Failure to Impeach Correa
James also alleges that his trial counsel was ineffective for not adequately challenging Correa's credibility and for failing to point out that James does not have a birthmark under his eye. As to this claim the Wisconsin Court of Appeals found:
[James] claims that trial counsel should have impeached Correa's testimony that he recognized a "birthmark" under James's eye because James has no such birthmark. James cannot prove prejudice, however, because James appeared in front of the jury at trial. The jury saw James and his birthmark (or lack thereof) for itself, and counsel was not ineffective for failing to draw attention to it. See State v. Maloney, 2004 WI App 141, ¶ 23, 275 Wis. 2d 557, 685 N.W.2d 620 (counsel's strategic decisions are "virtually unassailable"). James also argues that trial counsel failed to present allegedly "inconsistent statements" that Correa made regarding his identification of James as one of the individuals who robbed him. This is little more than a rehash of his earlier arguments, however, and we consequently will not consider it. See State v. Waste Mgmt. of Wis., Inc., 81 Wis.2d 555, 564, 261 N.W.2d 147 (1978).(ECF No. 13-4, at 12-13.)
As for the so-called inconsistencies between Correa's preliminary hearing testimony and his trial testimony, Correa's statements explain how he was able to identify James on the night of January 27, 2011. At the preliminary hearing he said it was through James's "build and voice" and at trial he testified that it was through his "face and voice". And on both occasions Correa said that he recognized James because he knew him. This latter testimony is unchallenged by James's petition and provides an independent explanation as to how it was that Correa recognized James. Moreover, before he testified at the preliminary hearing, Correa identified James during the photo array conducted by Officer Bolyard. As a result, even if the court accepts James's assertion that there were inconsistencies between Correa's preliminary hearing testimony and his trial testimony, James has not alleged facts which undermine Correa's positive identification as a whole.
As for trial counsel's failure to point out that James does not have a birthmark on his cheek, James does not explain why the jury would not already have considered that evidence, given that James appeared in front of them at trial. While directing the jury's attention to the absence of a birthmark on James's cheek may have been good advocacy, "[t]he Sixth Amendment guarantees reasonable competence, not perfect advocacy judged with the benefit of hindsight." Yarborough v. Gentry, 540 U.S. 1, 6 (2003).

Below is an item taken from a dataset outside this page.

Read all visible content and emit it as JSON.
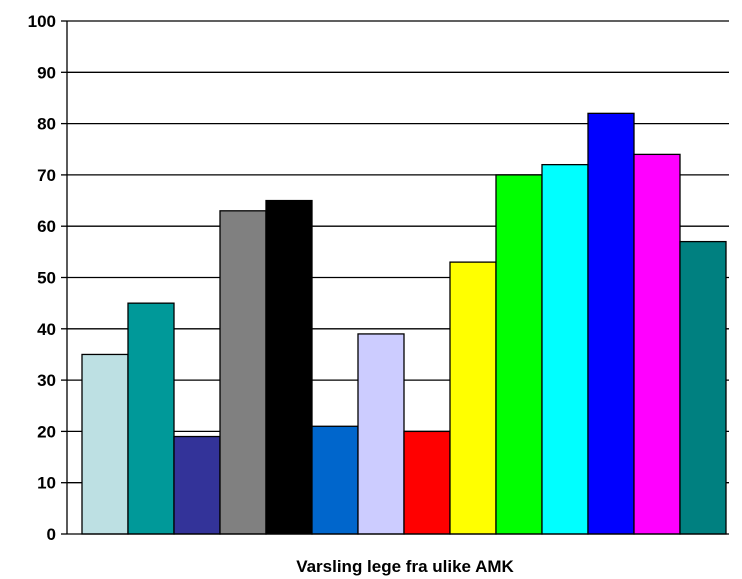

Moreover, James ignores the cross-examination that his counsel did perform of Correa. James's counsel pointed out to the jury that, although Correa testified that he knew one of the intruders was James, he never told that key fact to the police officers who originally investigated the robbery. (ECF No. 13-7, at 92-95; 97-98.) While she perhaps could have pursued other avenues of impeachment, James's counsel did not abdicate the task of cross-examination as James suggests when he says that "Counsel allowed for [Correa's] credibility to be unchallenged." (ECF No. 1-2 at 4).

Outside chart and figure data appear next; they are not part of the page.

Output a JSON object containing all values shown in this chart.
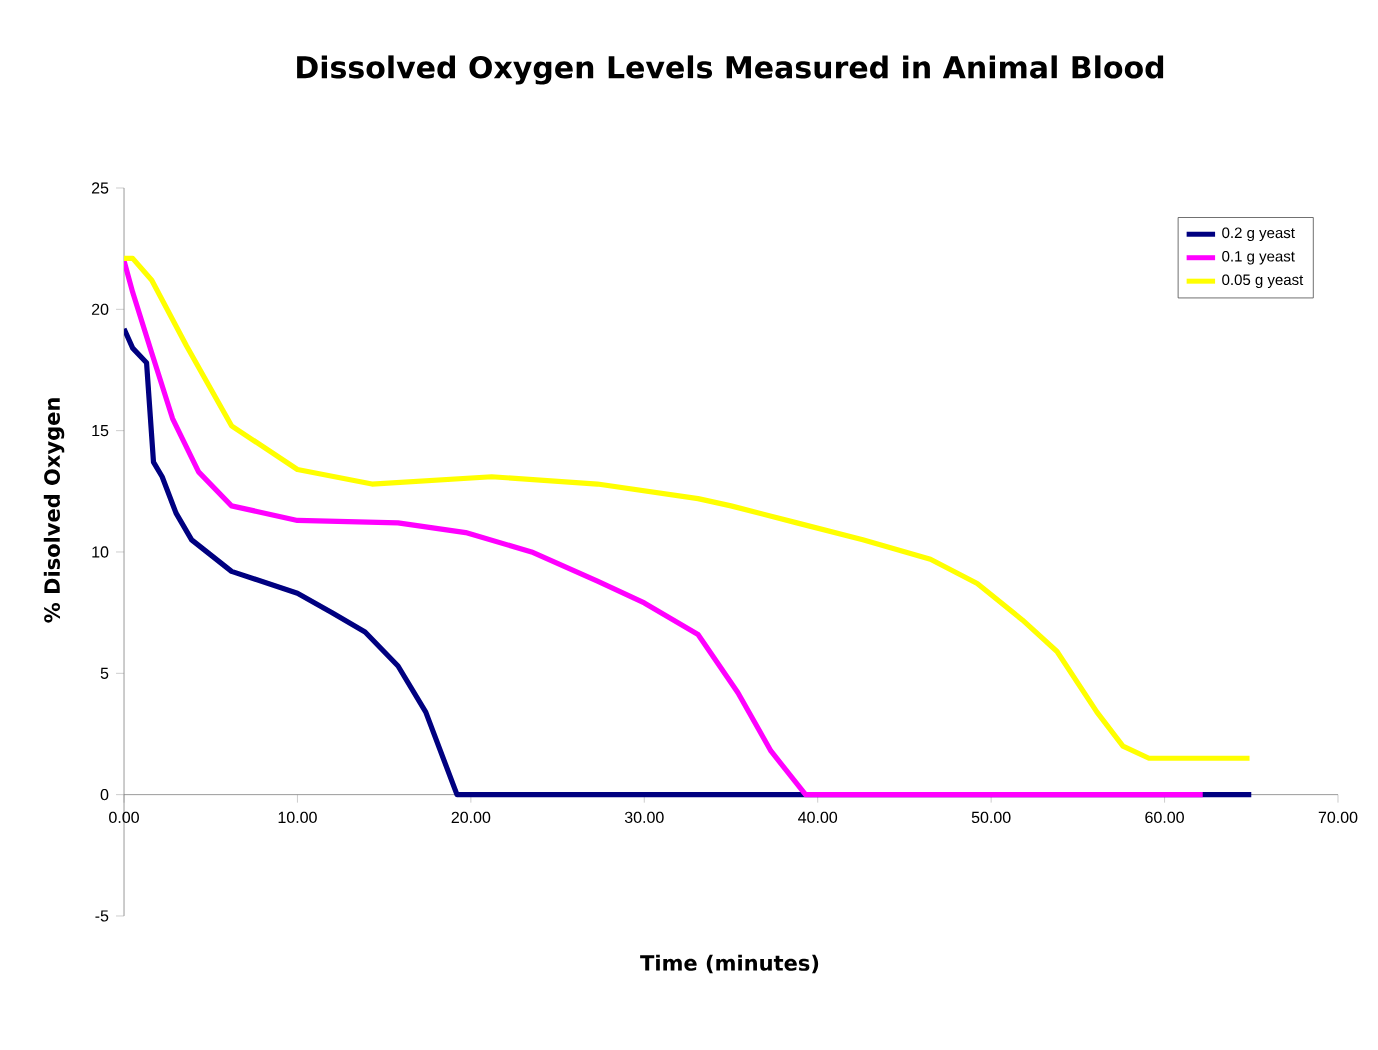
{
  "chart_data": {
    "type": "line",
    "title": "Dissolved Oxygen Levels Measured in Animal Blood",
    "xlabel": "Time (minutes)",
    "ylabel": "% Disolved Oxygen",
    "xlim": [
      0,
      70
    ],
    "ylim": [
      -5,
      25
    ],
    "xticks": [
      {
        "value": 0,
        "label": "0.00"
      },
      {
        "value": 10,
        "label": "10.00"
      },
      {
        "value": 20,
        "label": "20.00"
      },
      {
        "value": 30,
        "label": "30.00"
      },
      {
        "value": 40,
        "label": "40.00"
      },
      {
        "value": 50,
        "label": "50.00"
      },
      {
        "value": 60,
        "label": "60.00"
      },
      {
        "value": 70,
        "label": "70.00"
      }
    ],
    "yticks": [
      -5,
      0,
      5,
      10,
      15,
      20,
      25
    ],
    "grid": false,
    "legend": "top right",
    "marker": "none",
    "line_style": "solid",
    "series": [
      {
        "name": "0.2 g yeast",
        "color": "#000080",
        "x": [
          0,
          0.5,
          1.3,
          1.7,
          2.2,
          3,
          3.9,
          6.2,
          10,
          12,
          13.9,
          15.8,
          17.4,
          19.2,
          65
        ],
        "values": [
          19.2,
          18.4,
          17.8,
          13.7,
          13.1,
          11.6,
          10.5,
          9.2,
          8.3,
          7.5,
          6.7,
          5.3,
          3.4,
          0,
          0
        ]
      },
      {
        "name": "0.1 g yeast",
        "color": "#ff00ff",
        "x": [
          0,
          0.5,
          1.6,
          2.8,
          4.3,
          6.2,
          10,
          15.8,
          19.7,
          23.5,
          27.3,
          30,
          33.1,
          35.4,
          37.3,
          39.3,
          62.2
        ],
        "values": [
          22,
          20.7,
          18.2,
          15.5,
          13.3,
          11.9,
          11.3,
          11.2,
          10.8,
          10,
          8.8,
          7.9,
          6.6,
          4.2,
          1.8,
          0,
          0
        ]
      },
      {
        "name": "0.05 g yeast",
        "color": "#ffff00",
        "x": [
          0,
          0.5,
          1.6,
          3.6,
          6.2,
          10,
          14.3,
          21.2,
          27.3,
          33.1,
          35,
          38.8,
          42.6,
          46.5,
          49.2,
          51.8,
          53.8,
          56.1,
          57.6,
          59.1,
          64.9
        ],
        "values": [
          22.1,
          22.1,
          21.2,
          18.5,
          15.2,
          13.4,
          12.8,
          13.1,
          12.8,
          12.2,
          11.9,
          11.2,
          10.5,
          9.7,
          8.7,
          7.2,
          5.9,
          3.4,
          2,
          1.5,
          1.5
        ]
      }
    ]
  }
}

Thus, James does not convince this court that the outcome of his trial would have been any different had his lawyer cross-examined Correa differently. James has not sufficiently stated a Sixth Amendment violation because he has not shown that he was prejudiced by his counsel's representation.

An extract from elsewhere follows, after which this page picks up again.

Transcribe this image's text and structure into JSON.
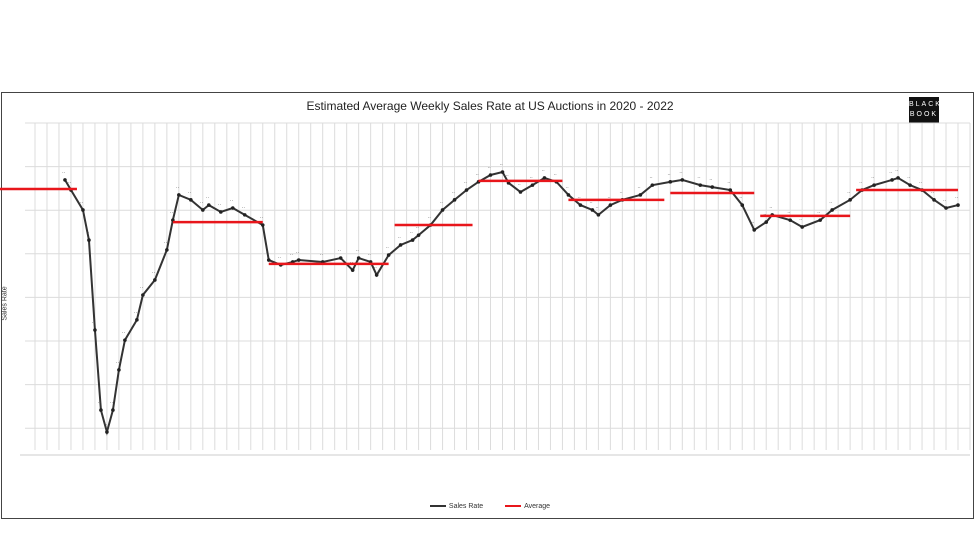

In sum, because none of James's ineffective assistance of counsel claims demonstrate a Sixth Amendment violation, Ground Two of James's petition for relief under 28 U.S.C. § 2254(d) is denied. And, given this shortcoming, James has not shown good cause for the procedural default on Ground One of his petition. Ground One is thus precluded from federal habeas review.
IT IS THEREFORE ORDERED that James's petition for writ of habeas corpus is denied.
Dated at Milwaukee, Wisconsin this 8th day of December, 2016.